An die Lockenwickler und Kerzenständer, die früher bei Noelle und Berg, dem heutigen Standort von Phoenix Feinbau, produziert wurden, kann sich Bürgermeister Dieter Dzewas noch erinnern. Bei seinem jüngsten Besuch stellte er fest, dass die aktuelle Fertigung nichts mehr mit der Produktion vor einigen Jahrzehnten zu tun. Phoenix Feinbau, das zur Gruppe Phoenix Contact mit Hauptsitz in Blomberg gehört, tummelt sich auf allen Zukunftsmärkten.

Hoher Platzbedarf

2010 hat die Gruppe für ihren Lüdenscheider Standort am Wefelshohl das ehemalige Gebäude der Insta Elektro erworben. 2013 wurde hier die Fertigung aufgenommen. „Der Platzbedarf war schon enorm“ berichtete beim Rundgang durch das Unternehmen Geschäftsführer Dr. Jens Heidenreich. Mit seinem Lager musste Phoenix Feinbau sogar in die Höhe gehen. Hier werden auf einer Fläche von 42 Metern Länge, 20 Metern Breite und acht Metern Höhe Materialen im Gewicht von etwa 4000 Kleinwagen aufbewahrt.
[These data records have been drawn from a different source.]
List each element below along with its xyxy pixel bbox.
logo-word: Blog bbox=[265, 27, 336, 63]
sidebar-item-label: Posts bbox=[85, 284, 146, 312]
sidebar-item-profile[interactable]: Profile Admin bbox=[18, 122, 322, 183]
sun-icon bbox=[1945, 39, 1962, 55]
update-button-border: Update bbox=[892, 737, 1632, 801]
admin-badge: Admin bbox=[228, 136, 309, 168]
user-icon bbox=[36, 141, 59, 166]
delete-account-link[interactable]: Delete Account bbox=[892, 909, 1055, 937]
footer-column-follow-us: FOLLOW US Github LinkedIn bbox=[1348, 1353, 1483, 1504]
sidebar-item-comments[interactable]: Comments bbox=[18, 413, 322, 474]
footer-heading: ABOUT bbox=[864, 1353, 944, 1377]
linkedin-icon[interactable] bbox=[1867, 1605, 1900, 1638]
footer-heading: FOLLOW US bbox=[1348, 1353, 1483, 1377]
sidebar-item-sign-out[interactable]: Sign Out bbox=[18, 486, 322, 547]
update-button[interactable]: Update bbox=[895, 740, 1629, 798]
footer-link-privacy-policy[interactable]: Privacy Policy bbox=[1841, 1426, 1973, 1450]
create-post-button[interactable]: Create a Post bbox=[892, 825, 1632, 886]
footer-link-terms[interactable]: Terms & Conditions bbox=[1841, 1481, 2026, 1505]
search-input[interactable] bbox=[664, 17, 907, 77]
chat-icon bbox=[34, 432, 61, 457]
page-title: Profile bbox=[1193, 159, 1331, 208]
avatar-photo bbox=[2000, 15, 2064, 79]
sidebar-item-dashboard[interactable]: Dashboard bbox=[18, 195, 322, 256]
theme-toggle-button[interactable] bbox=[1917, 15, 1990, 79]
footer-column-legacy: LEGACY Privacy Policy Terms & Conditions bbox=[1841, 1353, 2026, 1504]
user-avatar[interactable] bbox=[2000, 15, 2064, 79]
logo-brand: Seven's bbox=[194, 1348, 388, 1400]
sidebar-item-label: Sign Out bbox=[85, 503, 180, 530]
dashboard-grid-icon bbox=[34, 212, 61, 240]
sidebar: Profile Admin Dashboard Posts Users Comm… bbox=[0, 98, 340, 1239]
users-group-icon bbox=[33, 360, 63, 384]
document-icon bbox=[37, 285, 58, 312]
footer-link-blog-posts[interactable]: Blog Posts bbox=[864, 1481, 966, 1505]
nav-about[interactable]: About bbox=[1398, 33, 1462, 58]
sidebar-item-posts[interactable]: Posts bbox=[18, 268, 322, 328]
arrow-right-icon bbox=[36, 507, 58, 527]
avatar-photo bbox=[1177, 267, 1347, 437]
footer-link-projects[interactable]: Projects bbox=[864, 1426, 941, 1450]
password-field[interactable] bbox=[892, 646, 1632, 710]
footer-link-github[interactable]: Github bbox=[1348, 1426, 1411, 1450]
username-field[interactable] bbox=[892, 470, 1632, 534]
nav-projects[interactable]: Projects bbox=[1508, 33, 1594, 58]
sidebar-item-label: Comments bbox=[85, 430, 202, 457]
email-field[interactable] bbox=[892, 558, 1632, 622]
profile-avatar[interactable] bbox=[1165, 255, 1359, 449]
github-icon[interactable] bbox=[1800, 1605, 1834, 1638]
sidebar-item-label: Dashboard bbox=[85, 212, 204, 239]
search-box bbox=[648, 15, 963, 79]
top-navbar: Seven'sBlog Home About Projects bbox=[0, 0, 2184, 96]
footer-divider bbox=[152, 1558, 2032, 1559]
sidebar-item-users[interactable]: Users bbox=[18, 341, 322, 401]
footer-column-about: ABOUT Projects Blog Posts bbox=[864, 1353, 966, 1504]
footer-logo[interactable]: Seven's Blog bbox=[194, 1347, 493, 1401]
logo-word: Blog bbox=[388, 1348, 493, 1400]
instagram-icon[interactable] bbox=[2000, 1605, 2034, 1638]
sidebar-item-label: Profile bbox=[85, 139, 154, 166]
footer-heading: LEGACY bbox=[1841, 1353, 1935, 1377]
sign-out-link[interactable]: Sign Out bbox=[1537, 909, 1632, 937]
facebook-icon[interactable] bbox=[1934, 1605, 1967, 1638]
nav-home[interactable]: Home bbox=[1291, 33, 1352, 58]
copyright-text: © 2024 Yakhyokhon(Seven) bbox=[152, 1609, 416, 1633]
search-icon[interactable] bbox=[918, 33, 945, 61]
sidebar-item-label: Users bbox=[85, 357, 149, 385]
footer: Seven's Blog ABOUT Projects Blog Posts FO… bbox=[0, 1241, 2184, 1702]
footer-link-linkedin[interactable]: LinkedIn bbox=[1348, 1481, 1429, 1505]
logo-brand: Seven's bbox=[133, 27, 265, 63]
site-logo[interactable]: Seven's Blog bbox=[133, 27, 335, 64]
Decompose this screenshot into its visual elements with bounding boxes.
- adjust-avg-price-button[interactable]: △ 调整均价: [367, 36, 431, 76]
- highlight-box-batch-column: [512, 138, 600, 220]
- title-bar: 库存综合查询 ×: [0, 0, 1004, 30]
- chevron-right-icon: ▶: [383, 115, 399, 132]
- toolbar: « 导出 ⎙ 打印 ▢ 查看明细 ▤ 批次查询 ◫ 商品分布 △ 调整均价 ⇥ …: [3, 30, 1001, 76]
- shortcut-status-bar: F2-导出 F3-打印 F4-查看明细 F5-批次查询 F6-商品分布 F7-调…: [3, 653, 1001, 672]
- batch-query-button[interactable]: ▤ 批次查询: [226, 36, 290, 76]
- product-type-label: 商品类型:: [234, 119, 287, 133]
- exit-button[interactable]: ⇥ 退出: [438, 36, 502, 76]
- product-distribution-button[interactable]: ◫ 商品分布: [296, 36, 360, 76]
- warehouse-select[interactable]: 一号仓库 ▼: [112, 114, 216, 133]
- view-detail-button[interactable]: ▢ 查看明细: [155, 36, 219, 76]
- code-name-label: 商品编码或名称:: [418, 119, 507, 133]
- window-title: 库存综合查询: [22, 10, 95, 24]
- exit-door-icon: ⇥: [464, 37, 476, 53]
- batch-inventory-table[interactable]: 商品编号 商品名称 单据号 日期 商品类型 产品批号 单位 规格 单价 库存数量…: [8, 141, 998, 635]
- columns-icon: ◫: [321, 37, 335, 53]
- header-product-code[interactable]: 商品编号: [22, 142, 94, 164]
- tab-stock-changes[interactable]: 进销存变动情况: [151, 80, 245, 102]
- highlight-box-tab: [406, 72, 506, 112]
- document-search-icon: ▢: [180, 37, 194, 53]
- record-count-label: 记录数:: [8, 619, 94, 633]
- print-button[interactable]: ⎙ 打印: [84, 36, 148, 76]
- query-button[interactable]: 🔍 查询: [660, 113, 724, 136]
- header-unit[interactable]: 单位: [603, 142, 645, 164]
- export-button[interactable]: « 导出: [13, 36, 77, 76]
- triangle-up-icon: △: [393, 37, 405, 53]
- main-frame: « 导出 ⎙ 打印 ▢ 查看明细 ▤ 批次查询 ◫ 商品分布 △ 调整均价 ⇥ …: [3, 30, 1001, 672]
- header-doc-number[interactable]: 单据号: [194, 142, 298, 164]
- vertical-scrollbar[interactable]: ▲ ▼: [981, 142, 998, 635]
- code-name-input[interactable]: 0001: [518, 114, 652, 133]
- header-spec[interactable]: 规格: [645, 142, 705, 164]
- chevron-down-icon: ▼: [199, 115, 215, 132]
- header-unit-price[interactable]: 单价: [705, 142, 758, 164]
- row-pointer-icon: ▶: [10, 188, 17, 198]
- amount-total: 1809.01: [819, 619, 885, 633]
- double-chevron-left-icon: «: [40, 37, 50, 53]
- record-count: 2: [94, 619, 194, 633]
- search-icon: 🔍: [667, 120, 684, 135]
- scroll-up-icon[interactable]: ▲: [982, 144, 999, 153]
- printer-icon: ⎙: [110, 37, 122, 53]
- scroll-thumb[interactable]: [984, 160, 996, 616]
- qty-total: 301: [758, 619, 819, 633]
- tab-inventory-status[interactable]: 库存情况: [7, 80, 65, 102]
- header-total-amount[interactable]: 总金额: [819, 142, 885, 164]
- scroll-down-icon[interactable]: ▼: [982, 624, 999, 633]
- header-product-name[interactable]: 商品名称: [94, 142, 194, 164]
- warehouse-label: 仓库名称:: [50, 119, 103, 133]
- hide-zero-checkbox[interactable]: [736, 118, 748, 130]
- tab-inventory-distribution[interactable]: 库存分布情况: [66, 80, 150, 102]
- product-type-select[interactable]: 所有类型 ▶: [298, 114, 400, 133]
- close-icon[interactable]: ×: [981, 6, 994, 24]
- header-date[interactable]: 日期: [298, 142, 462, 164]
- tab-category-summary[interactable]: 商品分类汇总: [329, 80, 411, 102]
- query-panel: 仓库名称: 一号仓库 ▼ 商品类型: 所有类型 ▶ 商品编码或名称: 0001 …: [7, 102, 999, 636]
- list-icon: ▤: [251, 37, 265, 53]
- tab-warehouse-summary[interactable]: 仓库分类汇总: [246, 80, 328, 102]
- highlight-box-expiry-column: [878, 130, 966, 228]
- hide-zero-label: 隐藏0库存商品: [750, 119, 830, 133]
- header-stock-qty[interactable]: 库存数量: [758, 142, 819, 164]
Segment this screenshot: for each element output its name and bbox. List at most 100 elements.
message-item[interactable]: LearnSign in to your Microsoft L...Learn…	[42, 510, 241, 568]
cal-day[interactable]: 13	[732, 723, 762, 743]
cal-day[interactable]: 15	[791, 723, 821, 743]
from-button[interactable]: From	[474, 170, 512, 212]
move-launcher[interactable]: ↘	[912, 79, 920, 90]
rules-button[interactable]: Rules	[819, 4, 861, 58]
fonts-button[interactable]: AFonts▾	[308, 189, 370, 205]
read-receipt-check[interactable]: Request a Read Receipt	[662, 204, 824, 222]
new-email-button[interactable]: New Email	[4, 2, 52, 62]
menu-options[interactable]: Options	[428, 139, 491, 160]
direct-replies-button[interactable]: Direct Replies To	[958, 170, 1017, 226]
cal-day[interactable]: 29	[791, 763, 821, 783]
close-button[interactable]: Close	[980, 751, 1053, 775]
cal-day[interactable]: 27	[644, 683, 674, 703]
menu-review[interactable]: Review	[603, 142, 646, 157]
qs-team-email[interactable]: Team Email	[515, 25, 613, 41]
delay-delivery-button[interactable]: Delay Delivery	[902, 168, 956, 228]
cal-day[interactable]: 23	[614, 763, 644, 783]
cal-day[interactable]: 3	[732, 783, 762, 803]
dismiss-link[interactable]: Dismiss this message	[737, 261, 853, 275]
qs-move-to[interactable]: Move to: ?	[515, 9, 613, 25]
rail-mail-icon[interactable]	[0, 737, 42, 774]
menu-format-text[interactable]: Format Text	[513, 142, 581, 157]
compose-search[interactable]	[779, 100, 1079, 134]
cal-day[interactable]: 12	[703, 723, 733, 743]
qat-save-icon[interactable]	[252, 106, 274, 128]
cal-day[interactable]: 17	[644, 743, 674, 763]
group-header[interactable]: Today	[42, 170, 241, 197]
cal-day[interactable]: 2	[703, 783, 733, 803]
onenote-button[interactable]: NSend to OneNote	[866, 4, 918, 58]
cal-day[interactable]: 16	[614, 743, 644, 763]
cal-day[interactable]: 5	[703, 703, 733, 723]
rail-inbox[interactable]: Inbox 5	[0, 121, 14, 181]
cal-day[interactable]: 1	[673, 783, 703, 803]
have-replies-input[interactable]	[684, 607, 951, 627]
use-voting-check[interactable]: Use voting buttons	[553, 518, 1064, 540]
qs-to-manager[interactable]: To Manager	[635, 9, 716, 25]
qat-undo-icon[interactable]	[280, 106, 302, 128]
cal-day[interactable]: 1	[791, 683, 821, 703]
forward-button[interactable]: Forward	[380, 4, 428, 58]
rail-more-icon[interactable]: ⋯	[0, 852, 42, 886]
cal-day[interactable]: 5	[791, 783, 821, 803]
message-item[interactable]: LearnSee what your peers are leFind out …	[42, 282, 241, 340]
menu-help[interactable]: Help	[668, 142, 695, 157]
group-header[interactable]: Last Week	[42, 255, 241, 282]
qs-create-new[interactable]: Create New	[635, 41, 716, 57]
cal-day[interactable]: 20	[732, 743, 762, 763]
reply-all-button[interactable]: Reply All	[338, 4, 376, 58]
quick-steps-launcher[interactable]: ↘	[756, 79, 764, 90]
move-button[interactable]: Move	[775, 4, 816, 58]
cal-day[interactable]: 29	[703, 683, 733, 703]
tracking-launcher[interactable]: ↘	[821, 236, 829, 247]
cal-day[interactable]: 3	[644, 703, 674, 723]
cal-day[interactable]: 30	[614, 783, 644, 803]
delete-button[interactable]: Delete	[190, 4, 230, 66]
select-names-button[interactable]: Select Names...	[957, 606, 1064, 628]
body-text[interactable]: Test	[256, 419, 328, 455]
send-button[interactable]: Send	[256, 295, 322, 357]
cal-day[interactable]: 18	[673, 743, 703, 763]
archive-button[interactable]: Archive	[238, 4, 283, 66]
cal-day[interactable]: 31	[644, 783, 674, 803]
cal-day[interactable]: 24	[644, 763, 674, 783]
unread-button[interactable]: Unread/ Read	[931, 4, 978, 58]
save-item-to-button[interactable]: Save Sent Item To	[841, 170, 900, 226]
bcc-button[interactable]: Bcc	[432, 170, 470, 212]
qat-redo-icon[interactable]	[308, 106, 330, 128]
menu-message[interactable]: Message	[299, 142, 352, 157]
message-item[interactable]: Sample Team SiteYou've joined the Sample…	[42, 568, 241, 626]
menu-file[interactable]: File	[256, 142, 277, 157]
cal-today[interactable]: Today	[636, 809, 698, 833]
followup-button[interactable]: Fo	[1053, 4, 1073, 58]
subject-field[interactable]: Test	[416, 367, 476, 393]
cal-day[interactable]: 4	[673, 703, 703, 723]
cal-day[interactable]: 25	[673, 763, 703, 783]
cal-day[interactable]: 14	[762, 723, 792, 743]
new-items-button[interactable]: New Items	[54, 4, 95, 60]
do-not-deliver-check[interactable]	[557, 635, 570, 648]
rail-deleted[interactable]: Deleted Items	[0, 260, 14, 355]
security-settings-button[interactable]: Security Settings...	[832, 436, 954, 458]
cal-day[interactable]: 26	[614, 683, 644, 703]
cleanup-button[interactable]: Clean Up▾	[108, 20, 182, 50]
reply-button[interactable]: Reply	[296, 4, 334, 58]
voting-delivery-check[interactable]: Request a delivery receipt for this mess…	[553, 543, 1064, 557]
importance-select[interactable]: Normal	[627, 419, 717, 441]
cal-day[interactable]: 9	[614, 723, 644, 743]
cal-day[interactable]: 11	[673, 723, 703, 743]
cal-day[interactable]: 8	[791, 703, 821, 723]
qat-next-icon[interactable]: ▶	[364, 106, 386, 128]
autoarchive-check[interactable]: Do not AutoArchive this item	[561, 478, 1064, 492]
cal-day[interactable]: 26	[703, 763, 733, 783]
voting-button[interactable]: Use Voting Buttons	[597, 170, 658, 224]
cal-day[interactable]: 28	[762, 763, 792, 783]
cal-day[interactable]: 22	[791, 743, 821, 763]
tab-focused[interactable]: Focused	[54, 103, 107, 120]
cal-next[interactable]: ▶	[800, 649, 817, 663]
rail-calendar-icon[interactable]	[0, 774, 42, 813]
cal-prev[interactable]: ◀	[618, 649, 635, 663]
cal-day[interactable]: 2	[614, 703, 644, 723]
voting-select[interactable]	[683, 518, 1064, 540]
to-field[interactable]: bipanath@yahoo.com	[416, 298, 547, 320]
Abstecher ins Technikum und in den Werkzeugbau verdeutlichten, auf welch hohem technologischen Niveau sich das Unternehmen bewegt.

4000 bis 5000 Tonnen Rohmaterial

Mehr als 700 Mitarbeiterinnen und Mitarbeiter sind am ehemaligen Standort der Firma Noelle und Berg tätig. Um die Keimzelle des Unternehmens rankt sich ein Komplex mit zahlreichen Gebäudeeinheiten. „Hier werden jährlich 4000 bis 5000 Tonnen Rohmaterial umgesetzt“, berichtete Dr. Jens Heidenreich. Um den Fluss solcher Materialmengen sicherzustellen, braucht ein Unternehmen viel Platz. „Kein Wunder, dass sich die Stadt Lüdenscheid bei der Ausweisung des Geländes von überkommenen Vorstellungen lösen musste“, räumte der Rathaus-Chef bei seinem Besuch ein.

Mit der Ausweitung der Gebäude und der Erweiterung der Produktion elektronischer Komponenten und Produkten für die Phoenix Contakt-Gruppe und gruppenfremde Unternehmen in der Elektroindustrie sowie der Elektronik und Automobilzulieferindustrie wuchs der Erfolg. Stolz ist Phoenix Feinbau insbesondere auf seine hohe Fertigungstiefe mit einem eigenen Werkzeugbau.

Einzigartige Laserschneidemaschine

Seit einiger Zeit wird hier eine in ihrer Art einzigartige Laserschneidemaschine eingesetzt.  Sie ermöglicht insbesondere die schnelle Zulieferung von Teilen bei der Entwicklung von Prototypen. „Da muss es immer besonders schnell gehen“, betonte Dr.-Ing. Heinz Wesch, einer der Geschäftsführer von Phoenix Contact. Die neue Maschine gewährleistet das.

Die Phoenix Contakt-Gruppe wird nach wie vor als Familienunternehmen geführt. Sie ist weltweiter Marktführer für Komponenten, Systeme und Lösungen im Bereich der Elektrotechnik, Elektronik und Automation. In enger Zusammenarbeit mit Hochschule und Wissenschaft werden Zukunftstechnologien wie Elektromobilität und Umwelttechnologien erforscht und in marktgerechte Produkte, Systeme und Lösungen überführt.

Seit 1961 ist Klaus Eisert geschäftsführender Gesellschafter der Gruppe. Heute ist er 78 Jahre alt und aus Sicht von Dr.-Ing. Heinz Wesch auf eine bewundernswerte Weise im Unternehmen präsent. So nimmt sich Klaus Eisert nach wie vor selbst die Zeit, um nach den „Best Practice“-Workshops, Mitarbeiter auszuzeichnen, die Verbesserungsvorschläge präsentiert haben.